Live Flesh

Spain's wildman is back. He's Pedro Almodóvar, the writer-director who introduced Antonio Banderas to U.S. audiences in such perverse joys as Women on the Verge of a Nervous Breakdown and Tie Me Up! Tie Me Down! Word on the festival circuit is that Don Pedro has dialed back on the kinky stuff. Hardly. Just because Almodóvar has adapted Live Flesh from a British novel by mystery writer Ruth Rendell doesn't mean he's lost his knack for sexual mischief.

The setting is Madrid. Horny Victor (Liberto Rabal) delivers pizzas and plays grab-ass with Elena (Francesca Neri), the junkie daughter of a rich diplomat. Elena has left an indelible impression on Victor simply by being his first fuck. Now Victor wants more. Their scuffling draws two cops: David (Javier Bardem) and his older partner, Sancho (Pepe Sancho). A gun goes off, and David is paralyzed. Victor is sent to prison for four years. After his release, Victor finds that David is now a basketball champion in a wheelchair and married to Elena, so straight that she runs a children's center. Their sex life is anything but dull, as evidenced in a bathtub encounter of thigh locks and tongue action that ranks with Almodóvar's most erotic.
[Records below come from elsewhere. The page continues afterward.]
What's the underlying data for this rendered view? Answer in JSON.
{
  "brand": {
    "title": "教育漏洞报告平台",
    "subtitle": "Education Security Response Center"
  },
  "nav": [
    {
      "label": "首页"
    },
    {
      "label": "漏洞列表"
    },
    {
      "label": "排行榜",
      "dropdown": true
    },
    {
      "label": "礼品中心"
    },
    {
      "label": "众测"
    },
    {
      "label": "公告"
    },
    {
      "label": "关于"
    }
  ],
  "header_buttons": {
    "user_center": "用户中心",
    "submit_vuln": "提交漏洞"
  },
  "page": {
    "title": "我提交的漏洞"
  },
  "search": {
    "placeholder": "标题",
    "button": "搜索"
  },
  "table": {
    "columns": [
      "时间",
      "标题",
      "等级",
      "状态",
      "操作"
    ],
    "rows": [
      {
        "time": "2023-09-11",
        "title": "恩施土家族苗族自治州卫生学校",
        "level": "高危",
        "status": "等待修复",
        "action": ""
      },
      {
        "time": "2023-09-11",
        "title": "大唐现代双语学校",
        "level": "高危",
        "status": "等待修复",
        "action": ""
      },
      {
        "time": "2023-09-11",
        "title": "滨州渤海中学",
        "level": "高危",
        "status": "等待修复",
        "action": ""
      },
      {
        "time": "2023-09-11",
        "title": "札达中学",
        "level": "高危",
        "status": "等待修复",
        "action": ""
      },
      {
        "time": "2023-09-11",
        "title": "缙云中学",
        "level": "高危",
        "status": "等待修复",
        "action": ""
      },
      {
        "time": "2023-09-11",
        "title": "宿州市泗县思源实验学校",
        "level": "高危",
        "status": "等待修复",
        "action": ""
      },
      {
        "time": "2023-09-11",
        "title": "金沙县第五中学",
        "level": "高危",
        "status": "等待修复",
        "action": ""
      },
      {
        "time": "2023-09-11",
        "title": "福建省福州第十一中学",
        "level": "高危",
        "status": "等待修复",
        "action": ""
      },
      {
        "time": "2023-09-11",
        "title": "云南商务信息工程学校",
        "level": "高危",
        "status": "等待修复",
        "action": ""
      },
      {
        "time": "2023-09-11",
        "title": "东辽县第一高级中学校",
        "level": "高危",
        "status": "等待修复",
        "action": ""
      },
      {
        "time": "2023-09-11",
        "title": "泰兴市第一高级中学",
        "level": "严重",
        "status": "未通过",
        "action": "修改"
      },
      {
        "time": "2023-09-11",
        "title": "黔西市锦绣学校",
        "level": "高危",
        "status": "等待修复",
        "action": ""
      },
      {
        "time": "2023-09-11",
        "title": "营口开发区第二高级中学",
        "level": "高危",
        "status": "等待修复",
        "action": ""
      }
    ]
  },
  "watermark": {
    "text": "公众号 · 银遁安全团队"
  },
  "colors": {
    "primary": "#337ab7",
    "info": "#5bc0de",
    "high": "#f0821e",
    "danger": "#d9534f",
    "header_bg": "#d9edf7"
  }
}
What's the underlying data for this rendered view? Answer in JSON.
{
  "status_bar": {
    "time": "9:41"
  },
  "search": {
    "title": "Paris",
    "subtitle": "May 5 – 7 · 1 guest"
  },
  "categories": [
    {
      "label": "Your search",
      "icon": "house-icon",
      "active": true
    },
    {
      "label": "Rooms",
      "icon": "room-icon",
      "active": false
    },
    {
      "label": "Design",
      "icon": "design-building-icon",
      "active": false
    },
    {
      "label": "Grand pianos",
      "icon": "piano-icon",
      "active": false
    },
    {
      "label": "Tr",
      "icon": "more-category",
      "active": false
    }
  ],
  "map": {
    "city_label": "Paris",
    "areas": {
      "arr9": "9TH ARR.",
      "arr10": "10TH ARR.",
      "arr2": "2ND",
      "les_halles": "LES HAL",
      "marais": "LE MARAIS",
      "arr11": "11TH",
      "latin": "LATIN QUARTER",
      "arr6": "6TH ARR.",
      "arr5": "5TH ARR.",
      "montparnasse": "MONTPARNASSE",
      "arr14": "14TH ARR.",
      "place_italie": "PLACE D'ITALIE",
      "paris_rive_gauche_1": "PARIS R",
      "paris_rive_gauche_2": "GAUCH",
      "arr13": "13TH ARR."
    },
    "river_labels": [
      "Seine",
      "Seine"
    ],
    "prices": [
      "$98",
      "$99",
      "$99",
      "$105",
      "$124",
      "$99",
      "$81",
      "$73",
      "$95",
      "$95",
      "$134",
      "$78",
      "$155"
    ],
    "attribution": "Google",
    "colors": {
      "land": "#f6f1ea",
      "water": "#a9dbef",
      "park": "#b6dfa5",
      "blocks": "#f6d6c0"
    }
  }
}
David takes love lessons from Sancho's wife, Clara (Angela Molina). This affair with an older woman keeps the plot brimming with lust, betrayal and murder. Almodóvar, born under the restrictive Franco regime, has always gravitated to excesses in sex and politics. No exception here. Live Flesh, buoyed by keenly observant performances, is wildly seductive, subversively funny and coiled to spring. What's unexpected is the tenderness – the still, watchful center in Almodóvar that draws us in deeper than before.